Hundreds of companies are opened in Cyprus every year. In addition to its convenient geographical location, the island offers many tax benefits, the possibility of cooperation with any European counterparties and customers, and all this on legal grounds.
Concerning taxes, many of our people mistakenly believe that this country is still a Mediterranean “tax haven”. In reality, the situation is quite different. The island has its taxes and fees that both companies and individuals are required to pay. Moreover, government services monitor the completeness and correctness of all payments received. But even with this in mind, the Cyprus tax burden is quite low compared to any other European state:
- In the country, all payments in the form of interest, dividends, and royalties are taxed at a zero rate. The same applies to receipts from foreign representations and branches.
- The corporate tax in the state is only 12.5%.
- The Cyprus VAT rate is the lowest in Europe at only 19%. Moreover, some activities, such as passenger transportation, may be taxed at a reduced rate.
- There is no inheritance tax in the country, so not only you, but also your children will be able to enjoy the results of your labors.
- The Cypriot government actively attracts wealthy foreigners to the island. The Economic Citizenship Program also provides significant assistance in this difficult issue for Cypriots. Among her options are investments in real business. So, by investing in the enterprise with 5 million euros, along with your own European business, you will receive a second passport to Cyprus.
Features of accounting in Cyprus
The actual creation of the company is just the beginning. In addition to carrying out current transactions, every Cypriot company is obliged to maintain accounting records. All companies registered on the island are required to regularly submit their financial reporting data to the relevant departments. They are all stored in the company’s file. Plus, the company must annually undergo an audit, the results of which are also entered into a “personal file”.
It is worth noting that Cypriots adhere to international financial reporting standards. The latter is used not only in Cyprus but throughout the EU. Despite the need to regularly submit accounting reports, you do not need to have your accountant on staff. Outsourcing is well developed on the island, so you can turn to a third-party company that will provide you with a highly qualified specialist. Outsourcing will help you to significantly save money, so you do not have to pay salaries and all related taxes for maintaining one more employee.

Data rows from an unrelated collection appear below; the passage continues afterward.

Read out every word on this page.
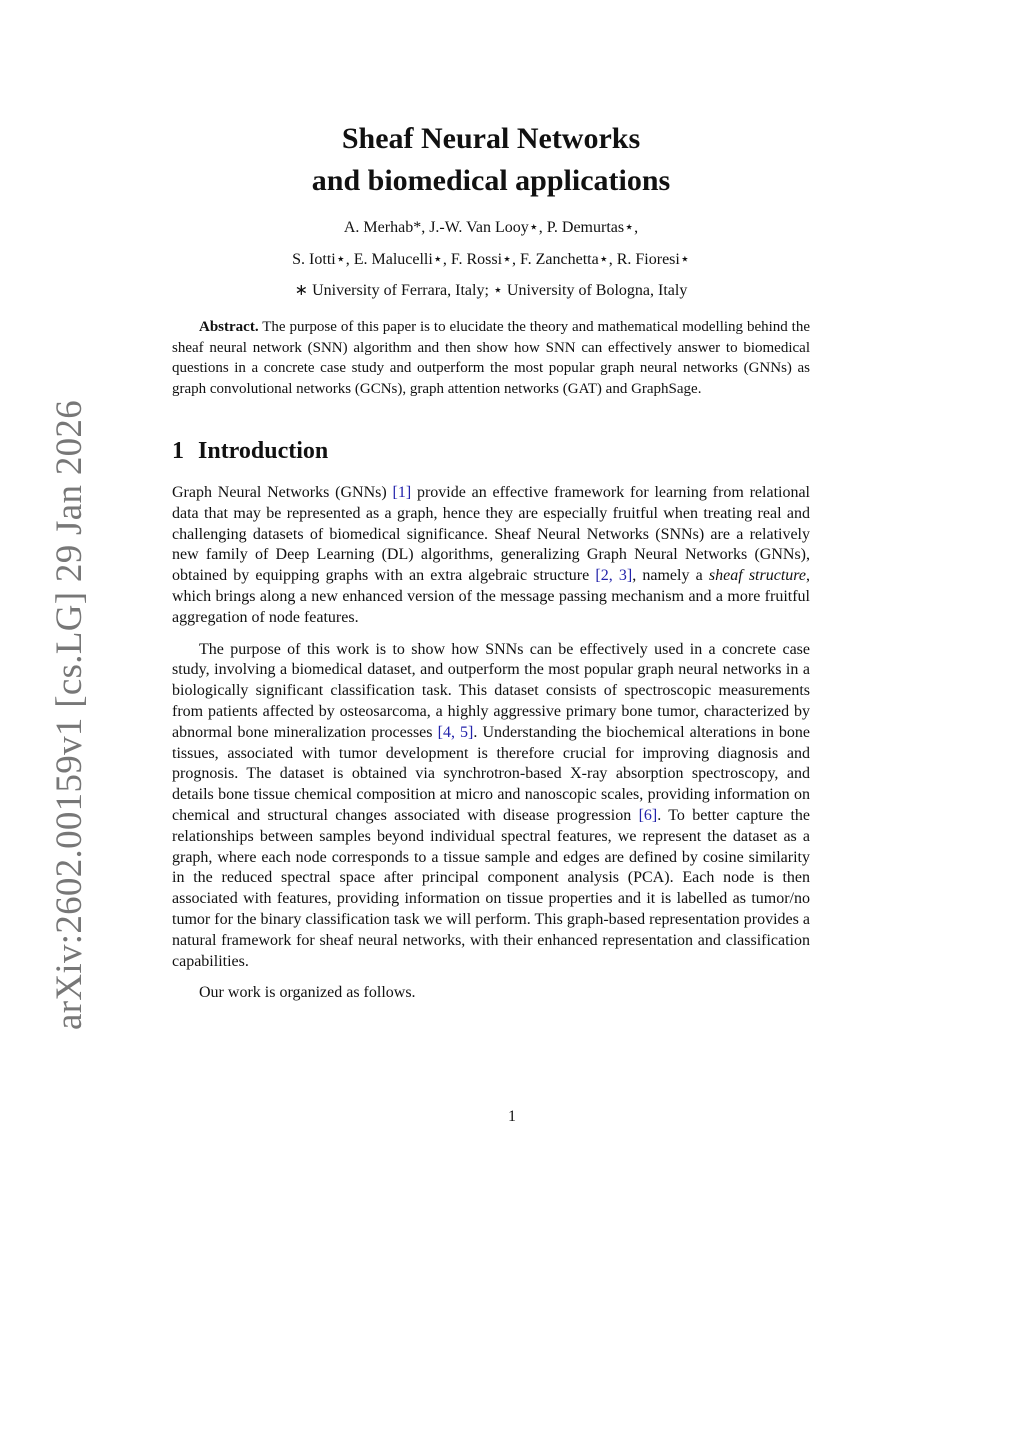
arXiv:2602.00159v1 [cs.LG] 29 Jan 2026
Sheaf Neural Networks
and biomedical applications
A. Merhab*, J.-W. Van Looy⋆, P. Demurtas⋆,
S. Iotti⋆, E. Malucelli⋆, F. Rossi⋆, F. Zanchetta⋆, R. Fioresi⋆
∗ University of Ferrara, Italy; ⋆ University of Bologna, Italy

Abstract. The purpose of this paper is to elucidate the theory and mathematical modelling behind the sheaf neural network (SNN) algorithm and then show how SNN can effectively answer to biomedical questions in a concrete case study and outperform the most popular graph neural networks (GNNs) as graph convolutional networks (GCNs), graph attention networks (GAT) and GraphSage.

1 Introduction

Graph Neural Networks (GNNs) [1] provide an effective framework for learning from relational data that may be represented as a graph, hence they are especially fruitful when treating real and challenging datasets of biomedical significance. Sheaf Neural Networks (SNNs) are a relatively new family of Deep Learning (DL) algorithms, generalizing Graph Neural Networks (GNNs), obtained by equipping graphs with an extra algebraic structure [2, 3], namely a sheaf structure, which brings along a new enhanced version of the message passing mechanism and a more fruitful aggregation of node features.

The purpose of this work is to show how SNNs can be effectively used in a concrete case study, involving a biomedical dataset, and outperform the most popular graph neural networks in a biologically significant classification task. This dataset consists of spectroscopic measurements from patients affected by osteosarcoma, a highly aggressive primary bone tumor, characterized by abnormal bone mineralization processes [4, 5]. Understanding the biochemical alterations in bone tissues, associated with tumor development is therefore crucial for improving diagnosis and prognosis. The dataset is obtained via synchrotron-based X-ray absorption spectroscopy, and details bone tissue chemical composition at micro and nanoscopic scales, providing information on chemical and structural changes associated with disease progression [6]. To better capture the relationships between samples beyond individual spectral features, we represent the dataset as a graph, where each node corresponds to a tissue sample and edges are defined by cosine similarity in the reduced spectral space after principal component analysis (PCA). Each node is then associated with features, providing information on tissue properties and it is labelled as tumor/no tumor for the binary classification task we will perform. This graph-based representation provides a natural framework for sheaf neural networks, with their enhanced representation and classification capabilities.

Our work is organized as follows.

1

Deadlines for filing reports in Cyprus
According to the Income Tax Law, every Cypriot taxpayer, be it an individual or a company, is required to declare his taxable income annually. Individuals must file their tax returns by June 30th of the following year. Companies can file tax returns for the current reporting year at the end of the next year.
Besides, all companies must maintain analytical records of all their activities. It should reflect all receipts, purchases, and other transactions. They must be entered in the ledger. Such books should be kept for at least the next 7 years, after which they can be written off. The information in them must be updated at least once a quarter. Plus, based on current transactions, a VAT declaration is prepared and submitted to the tax authorities quarterly. To account for some types of taxes (including VAT), along with the tax return, it is necessary to submit accompanying documents for each transaction – receipts, invoices, etc.
Plus, every company must pay corporate tax annually. It is worth noting that the rate of this tax in Cyprus is the lowest in the EU and is only 12.5%. Payment must be made by July 31st of the current tax year. In case of late payment to the company, a penalty of 10% will be charged.
Together with corporate tax, all businesses must pay an annual fee for renewing registration in the Commercial Register. The levy is € 350 and must be paid by June 30 of the current tax year. In case of delay, you will be charged a fine. Its amount depends on the total delay in payment and can range from 10% to 40%. Keep in mind that a delay of more than 5 months can lead to the exclusion of the company from the register, which will negatively affect your business.
It is worth noting that late payment of mandatory taxes and fees, refusal, or incomplete provision of reporting data may also lead to the forced removal of the company from the register. By the end of March 2016 alone, the Registration Department had excluded more than 25,000 companies. The reason for such radical measures was the incomplete submission of accounting documents for previous years. Naturally, enterprises that have left the register can restore their rights within 2 years, but this will not affect their reputation in the best way.